I’d like to share a few ways I notice when I’m reaching my effective client load limit.

  • I’m not learning something new for a client
    • There’s never a time when I have a case load that is so low or clients who I know so well or I’m so “knowledgeable and competent” that I don’t have something to be learning outside of session. Sometimes, that’s psychotherapy theory or skills related; sometimes, it’s learning about something that’s relevant in a client’s world (e.g., the path to professional soccer, the pokemon universe, and Japanese cultural mores around drug use have been things I’ve learned about recently). If I don’t have the mental space and time outside of session to be learning something for a client, it’s a sign to me that I’m needing to use all of my non-client time for family and self-care. That means the next thing that will slip will be client care!
  • I’m bored or distracted in session (with a client I’m not usually bored or distracted with)
    • Some clients are boring, and that’s good clinical information. Some clients are distractible, because it’s part of their diagnosis. And I get distracted in a way that’s normal for me, that’s session related. But when I get bored with a not-boring client, or distracted (especially by thinking about other clients during one client’s session), that struggle to “stay present” is an early sign to me that client load, in the mental capacity way, is getting too high.

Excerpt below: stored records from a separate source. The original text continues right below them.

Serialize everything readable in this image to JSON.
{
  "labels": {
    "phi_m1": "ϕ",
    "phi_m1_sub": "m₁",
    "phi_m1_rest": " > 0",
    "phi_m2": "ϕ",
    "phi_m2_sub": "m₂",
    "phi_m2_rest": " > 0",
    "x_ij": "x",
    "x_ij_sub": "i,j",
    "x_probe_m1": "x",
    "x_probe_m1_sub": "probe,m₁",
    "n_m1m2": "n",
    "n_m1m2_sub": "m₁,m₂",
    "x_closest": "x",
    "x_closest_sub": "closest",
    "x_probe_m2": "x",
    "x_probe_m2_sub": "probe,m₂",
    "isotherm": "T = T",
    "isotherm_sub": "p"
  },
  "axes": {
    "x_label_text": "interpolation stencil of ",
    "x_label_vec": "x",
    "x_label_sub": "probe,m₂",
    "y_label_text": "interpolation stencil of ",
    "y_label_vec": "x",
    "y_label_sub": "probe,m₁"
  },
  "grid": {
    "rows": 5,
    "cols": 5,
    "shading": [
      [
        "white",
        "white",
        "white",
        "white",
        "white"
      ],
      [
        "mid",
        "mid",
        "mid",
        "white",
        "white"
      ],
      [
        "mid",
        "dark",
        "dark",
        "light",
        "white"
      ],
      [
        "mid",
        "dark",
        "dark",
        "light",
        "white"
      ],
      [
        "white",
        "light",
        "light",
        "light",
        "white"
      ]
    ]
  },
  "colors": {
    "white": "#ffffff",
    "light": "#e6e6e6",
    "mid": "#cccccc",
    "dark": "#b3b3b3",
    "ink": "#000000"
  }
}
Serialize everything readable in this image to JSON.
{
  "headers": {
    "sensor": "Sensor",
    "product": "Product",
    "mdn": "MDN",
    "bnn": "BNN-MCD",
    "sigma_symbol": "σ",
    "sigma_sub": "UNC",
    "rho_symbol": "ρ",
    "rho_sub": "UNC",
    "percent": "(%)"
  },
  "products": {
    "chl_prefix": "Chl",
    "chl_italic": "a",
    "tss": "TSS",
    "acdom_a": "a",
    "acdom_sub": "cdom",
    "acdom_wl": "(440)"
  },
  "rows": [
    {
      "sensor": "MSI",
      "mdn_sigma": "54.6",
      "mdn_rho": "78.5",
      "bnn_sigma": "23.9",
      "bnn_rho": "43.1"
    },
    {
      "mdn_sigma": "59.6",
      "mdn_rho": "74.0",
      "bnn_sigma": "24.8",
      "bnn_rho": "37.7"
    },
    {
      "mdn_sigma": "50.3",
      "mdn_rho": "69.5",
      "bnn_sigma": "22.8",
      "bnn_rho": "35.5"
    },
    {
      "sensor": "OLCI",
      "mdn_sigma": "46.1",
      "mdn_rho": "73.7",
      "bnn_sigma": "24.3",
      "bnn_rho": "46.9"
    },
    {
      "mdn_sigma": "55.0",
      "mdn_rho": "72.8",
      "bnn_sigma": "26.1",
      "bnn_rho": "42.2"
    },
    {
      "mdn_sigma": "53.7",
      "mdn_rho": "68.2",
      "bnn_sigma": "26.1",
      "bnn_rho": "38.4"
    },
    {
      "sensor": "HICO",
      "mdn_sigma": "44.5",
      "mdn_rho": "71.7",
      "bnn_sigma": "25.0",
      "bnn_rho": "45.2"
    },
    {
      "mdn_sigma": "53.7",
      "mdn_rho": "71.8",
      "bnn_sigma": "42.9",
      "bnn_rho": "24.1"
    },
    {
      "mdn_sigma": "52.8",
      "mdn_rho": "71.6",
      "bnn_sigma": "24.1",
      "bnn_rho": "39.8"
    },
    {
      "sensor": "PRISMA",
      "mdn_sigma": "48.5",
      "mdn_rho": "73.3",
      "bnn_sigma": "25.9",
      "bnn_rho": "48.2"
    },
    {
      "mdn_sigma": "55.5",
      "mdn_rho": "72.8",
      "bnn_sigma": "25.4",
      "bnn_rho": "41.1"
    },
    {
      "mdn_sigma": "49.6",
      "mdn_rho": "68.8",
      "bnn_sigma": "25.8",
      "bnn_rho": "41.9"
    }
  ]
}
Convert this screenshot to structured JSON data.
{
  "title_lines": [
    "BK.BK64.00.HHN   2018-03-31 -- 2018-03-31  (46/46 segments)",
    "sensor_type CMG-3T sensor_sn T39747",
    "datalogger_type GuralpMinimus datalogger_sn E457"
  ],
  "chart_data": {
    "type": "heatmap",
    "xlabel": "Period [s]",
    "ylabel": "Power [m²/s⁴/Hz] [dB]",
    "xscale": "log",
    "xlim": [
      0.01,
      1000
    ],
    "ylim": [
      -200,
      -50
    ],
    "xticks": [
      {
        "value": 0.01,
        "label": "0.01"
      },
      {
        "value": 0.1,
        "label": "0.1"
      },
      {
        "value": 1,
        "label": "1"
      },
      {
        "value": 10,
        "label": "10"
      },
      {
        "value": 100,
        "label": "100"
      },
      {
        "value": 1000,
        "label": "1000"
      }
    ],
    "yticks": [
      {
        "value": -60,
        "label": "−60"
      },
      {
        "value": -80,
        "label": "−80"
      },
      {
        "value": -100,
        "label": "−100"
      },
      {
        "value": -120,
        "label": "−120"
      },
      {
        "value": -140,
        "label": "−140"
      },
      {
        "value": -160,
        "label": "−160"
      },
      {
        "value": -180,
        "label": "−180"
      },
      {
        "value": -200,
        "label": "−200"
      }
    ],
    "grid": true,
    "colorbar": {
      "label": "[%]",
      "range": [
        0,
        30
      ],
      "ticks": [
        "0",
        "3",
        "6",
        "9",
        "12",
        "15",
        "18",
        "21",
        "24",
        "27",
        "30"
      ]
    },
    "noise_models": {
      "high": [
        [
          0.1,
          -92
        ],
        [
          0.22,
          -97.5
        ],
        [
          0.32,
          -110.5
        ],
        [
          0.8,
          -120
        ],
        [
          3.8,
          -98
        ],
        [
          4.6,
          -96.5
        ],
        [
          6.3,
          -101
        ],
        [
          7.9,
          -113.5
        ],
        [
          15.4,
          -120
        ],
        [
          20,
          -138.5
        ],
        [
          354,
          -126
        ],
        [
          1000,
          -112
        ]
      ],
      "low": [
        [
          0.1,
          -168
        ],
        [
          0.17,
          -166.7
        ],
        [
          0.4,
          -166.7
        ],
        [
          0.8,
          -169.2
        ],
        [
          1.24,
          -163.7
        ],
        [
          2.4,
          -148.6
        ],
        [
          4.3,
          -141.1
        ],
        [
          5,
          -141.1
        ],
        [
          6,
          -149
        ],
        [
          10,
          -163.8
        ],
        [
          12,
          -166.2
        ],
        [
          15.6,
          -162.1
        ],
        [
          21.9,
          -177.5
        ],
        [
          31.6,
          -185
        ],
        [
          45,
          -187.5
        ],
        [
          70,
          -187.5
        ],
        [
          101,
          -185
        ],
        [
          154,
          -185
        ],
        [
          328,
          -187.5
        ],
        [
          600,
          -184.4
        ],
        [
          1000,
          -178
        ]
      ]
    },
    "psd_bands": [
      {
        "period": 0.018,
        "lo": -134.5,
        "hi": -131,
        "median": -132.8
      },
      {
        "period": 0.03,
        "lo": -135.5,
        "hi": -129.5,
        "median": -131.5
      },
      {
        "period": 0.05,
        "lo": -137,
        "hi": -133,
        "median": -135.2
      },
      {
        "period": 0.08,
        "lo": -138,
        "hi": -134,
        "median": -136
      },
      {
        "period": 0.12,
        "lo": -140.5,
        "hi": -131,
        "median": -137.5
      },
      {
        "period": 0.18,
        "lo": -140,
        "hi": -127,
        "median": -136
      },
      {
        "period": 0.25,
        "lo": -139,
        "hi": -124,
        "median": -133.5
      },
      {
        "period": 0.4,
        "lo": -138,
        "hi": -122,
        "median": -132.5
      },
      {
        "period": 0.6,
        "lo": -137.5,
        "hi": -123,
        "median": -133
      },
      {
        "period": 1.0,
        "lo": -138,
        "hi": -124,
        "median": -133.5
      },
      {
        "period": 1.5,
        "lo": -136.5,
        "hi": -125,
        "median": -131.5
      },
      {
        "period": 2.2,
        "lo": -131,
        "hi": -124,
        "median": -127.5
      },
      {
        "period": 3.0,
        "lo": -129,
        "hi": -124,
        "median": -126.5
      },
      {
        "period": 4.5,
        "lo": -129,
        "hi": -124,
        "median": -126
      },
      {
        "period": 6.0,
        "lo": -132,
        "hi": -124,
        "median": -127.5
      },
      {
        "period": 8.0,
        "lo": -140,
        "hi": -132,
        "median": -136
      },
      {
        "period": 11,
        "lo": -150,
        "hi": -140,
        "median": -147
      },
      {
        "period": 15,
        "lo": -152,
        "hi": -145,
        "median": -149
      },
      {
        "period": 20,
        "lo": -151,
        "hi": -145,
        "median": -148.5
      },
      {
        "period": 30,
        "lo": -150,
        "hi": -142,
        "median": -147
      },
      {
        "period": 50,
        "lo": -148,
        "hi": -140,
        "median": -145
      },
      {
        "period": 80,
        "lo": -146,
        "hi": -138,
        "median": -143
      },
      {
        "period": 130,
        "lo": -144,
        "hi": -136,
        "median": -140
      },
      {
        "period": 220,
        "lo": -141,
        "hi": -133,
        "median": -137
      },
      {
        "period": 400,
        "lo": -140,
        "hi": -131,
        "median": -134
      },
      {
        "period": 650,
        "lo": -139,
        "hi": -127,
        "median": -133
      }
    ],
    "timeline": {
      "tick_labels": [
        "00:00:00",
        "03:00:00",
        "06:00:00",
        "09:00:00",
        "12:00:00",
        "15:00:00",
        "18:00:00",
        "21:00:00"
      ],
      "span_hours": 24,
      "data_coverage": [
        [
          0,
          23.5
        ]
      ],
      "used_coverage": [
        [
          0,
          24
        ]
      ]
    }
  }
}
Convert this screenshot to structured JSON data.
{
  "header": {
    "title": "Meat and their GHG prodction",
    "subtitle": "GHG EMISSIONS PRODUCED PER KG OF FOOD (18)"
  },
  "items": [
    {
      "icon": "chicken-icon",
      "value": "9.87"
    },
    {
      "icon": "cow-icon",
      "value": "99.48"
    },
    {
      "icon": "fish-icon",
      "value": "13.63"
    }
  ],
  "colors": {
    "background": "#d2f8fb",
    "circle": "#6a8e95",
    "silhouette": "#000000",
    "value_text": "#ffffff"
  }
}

  • It’s takes more than 20 minutes at the end of the day to finish notes
    • For me, I almost never take notes in session after the intake. Also, I’m quite bad at letting clients out at the :50. So, I usually end up with about 3-6 minutes to write notes, read last week’s notes on my next client, and maybe do one other thing (this is either run to the restroom, refill my coffee, or do a super quick meditation or centering exercise). My notes include two main parts – a summary of the important session material (so I can read it next time before session), and “the boring stuff” – client name, date, session #, MSE check boxes, treatment plan updates, etc. So, I write the summary in my 3 minutes along with the client’s name right after session and then I leave the “boring stuff” for the end of the day. It’s no problem to finish the final note and 6 “boring stuffs” in 20 minutes. If I’m not able to, it’s because I mismanaged myself during the day, and that’s usually because my client load is too high. I’m keeping clients extra long and then running behind, I’m not taking time for centering, or I’ve struggled to summarize.

Noticing is one thing. Committing to doing something about it is another. Ask your favorite colleague, your best non-work friend, and the person you share a budget with (if you have one) to all help you commit to delivering excellent care by acting when you’ve noticed you’re approaching your limit, not past it!